To participate in the Kingdom of Jesus is to participate in a whole new “system,” a whole new mode of being, in which the last is first and the first is last. Is it any wonder, then, that the early church included female apostles, deacons, teachers, and church planters? Is it any wonder that Peter and Paul’s version of the Household Codes broke with tradition by instructing men and women, slaves and masters to “submit one to another.” Even in a patriarchal culture, the early Christians were doing things differently.
“In your relationships with one another,” Paul wrote, “have the same mindset as Christ Jesus: Who, being in very nature God, did not consider equality with God something to be used to his own advantage; rather, he made himself nothing by taking the very nature of a servant, being made in human likeness. And being found in appearance as a man, he humbled himself by becoming obedient to death—even death on a cross!” (Philippians 2:5–8).
“So in Christ Jesus you are all children of God through faith,” wrote Paul, “for all of you who were baptized into Christ have clothed yourselves with Christ. There is neither Jew nor Gentile, neither slave nor free, nor is there male and female, for you are all one in Christ Jesus.”
This doesn’t sound like patriarchy to me.

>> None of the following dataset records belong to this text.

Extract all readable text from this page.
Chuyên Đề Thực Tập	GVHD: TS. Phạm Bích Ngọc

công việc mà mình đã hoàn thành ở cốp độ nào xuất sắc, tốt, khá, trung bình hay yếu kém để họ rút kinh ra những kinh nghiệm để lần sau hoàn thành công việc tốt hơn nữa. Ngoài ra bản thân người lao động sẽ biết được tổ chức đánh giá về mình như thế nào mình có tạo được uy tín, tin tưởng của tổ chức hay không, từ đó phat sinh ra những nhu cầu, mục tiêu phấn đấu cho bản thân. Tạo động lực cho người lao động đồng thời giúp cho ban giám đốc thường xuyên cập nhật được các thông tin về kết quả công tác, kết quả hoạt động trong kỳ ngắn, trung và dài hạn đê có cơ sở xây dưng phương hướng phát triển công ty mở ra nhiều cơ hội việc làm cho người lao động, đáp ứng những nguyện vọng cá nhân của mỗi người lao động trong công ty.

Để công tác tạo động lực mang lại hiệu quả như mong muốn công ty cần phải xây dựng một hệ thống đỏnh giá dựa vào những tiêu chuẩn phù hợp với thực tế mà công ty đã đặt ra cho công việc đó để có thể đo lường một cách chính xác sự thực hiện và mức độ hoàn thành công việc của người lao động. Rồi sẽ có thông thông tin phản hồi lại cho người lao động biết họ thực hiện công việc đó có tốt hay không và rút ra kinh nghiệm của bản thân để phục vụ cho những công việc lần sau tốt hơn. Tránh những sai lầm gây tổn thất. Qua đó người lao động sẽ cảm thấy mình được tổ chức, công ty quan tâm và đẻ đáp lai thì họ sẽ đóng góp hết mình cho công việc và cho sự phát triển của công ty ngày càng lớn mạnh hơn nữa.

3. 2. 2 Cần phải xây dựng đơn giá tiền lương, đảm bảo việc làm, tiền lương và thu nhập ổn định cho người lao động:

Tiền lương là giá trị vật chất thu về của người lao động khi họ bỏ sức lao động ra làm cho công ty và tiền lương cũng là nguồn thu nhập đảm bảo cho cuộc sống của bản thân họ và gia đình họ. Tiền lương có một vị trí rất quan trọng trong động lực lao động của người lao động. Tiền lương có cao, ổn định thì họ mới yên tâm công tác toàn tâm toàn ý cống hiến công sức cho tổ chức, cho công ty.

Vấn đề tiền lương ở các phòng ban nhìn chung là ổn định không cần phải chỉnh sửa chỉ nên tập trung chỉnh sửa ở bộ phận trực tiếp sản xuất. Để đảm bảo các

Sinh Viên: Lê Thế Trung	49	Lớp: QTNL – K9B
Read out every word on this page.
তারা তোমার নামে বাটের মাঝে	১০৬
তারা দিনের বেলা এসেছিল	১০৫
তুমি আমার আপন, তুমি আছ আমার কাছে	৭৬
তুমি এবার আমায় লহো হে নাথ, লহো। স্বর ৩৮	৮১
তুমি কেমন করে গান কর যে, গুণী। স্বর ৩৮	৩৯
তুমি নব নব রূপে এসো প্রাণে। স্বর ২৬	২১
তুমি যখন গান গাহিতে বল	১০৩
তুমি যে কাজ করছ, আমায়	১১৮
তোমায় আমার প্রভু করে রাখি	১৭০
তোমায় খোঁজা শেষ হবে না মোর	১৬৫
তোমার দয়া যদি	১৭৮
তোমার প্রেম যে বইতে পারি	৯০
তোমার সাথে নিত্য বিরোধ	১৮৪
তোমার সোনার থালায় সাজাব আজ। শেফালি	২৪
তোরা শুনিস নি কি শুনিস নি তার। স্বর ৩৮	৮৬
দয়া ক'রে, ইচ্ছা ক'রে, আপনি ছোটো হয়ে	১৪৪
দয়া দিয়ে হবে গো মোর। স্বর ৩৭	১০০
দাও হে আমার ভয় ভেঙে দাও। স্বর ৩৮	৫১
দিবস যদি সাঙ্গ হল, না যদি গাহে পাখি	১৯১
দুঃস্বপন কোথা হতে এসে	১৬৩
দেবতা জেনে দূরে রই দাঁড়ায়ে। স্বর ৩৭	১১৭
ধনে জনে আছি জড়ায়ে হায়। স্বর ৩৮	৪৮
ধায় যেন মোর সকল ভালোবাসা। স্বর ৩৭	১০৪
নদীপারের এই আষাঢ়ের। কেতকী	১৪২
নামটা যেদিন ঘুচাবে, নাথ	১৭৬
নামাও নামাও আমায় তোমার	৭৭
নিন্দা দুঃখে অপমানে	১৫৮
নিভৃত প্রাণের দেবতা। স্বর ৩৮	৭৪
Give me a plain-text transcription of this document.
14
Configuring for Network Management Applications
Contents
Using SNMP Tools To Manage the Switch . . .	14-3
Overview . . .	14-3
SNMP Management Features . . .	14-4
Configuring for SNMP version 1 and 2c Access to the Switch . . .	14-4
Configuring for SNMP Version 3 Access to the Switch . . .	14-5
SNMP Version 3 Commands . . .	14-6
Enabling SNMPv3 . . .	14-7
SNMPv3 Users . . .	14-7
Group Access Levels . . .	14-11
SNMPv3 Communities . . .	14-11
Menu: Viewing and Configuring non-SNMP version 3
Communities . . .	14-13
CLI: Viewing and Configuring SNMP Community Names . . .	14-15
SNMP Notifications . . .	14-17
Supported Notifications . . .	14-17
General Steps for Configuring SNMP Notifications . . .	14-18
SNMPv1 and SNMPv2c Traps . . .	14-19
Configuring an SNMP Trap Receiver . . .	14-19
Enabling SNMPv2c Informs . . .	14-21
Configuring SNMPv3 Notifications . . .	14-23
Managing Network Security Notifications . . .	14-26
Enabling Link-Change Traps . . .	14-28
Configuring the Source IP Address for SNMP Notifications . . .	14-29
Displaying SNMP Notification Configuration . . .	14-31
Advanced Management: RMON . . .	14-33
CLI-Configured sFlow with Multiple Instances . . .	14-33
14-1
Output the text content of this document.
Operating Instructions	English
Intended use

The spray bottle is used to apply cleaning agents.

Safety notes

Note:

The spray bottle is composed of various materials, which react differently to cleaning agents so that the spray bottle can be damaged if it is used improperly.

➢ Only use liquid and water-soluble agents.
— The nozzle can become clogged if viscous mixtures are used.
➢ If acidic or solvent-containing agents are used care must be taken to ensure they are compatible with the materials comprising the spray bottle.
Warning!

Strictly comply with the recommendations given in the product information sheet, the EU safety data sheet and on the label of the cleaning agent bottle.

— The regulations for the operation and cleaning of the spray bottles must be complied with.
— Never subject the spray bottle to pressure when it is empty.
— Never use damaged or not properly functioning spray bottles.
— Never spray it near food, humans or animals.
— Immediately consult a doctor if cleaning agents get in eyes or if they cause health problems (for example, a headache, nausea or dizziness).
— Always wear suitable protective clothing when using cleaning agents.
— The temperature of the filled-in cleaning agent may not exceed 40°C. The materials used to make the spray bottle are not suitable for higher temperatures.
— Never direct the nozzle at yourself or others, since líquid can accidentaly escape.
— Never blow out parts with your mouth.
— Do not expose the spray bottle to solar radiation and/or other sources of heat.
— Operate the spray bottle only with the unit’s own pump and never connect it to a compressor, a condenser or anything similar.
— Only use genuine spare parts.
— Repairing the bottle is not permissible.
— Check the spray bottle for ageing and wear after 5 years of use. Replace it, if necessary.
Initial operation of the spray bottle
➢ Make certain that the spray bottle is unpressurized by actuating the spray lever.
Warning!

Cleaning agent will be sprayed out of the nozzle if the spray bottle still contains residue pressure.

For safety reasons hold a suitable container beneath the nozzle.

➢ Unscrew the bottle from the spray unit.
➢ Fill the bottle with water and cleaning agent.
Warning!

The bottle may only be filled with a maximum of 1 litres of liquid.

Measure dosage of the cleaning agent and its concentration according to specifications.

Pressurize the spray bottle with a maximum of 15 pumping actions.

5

This doesn’t sound like hierarchy, and power, and “he will rule over you.” It sounds like dignity, grace, peace, and love. It sounds like mutual respect, mutual leadership, mutual support, and mutual grace.
It sounds like Eden.
For patriarchalists, the power struggle between men and women will only end when men win.
For egalitarians, the power struggle between men and women can only end when, like Christ, we both choose to lose.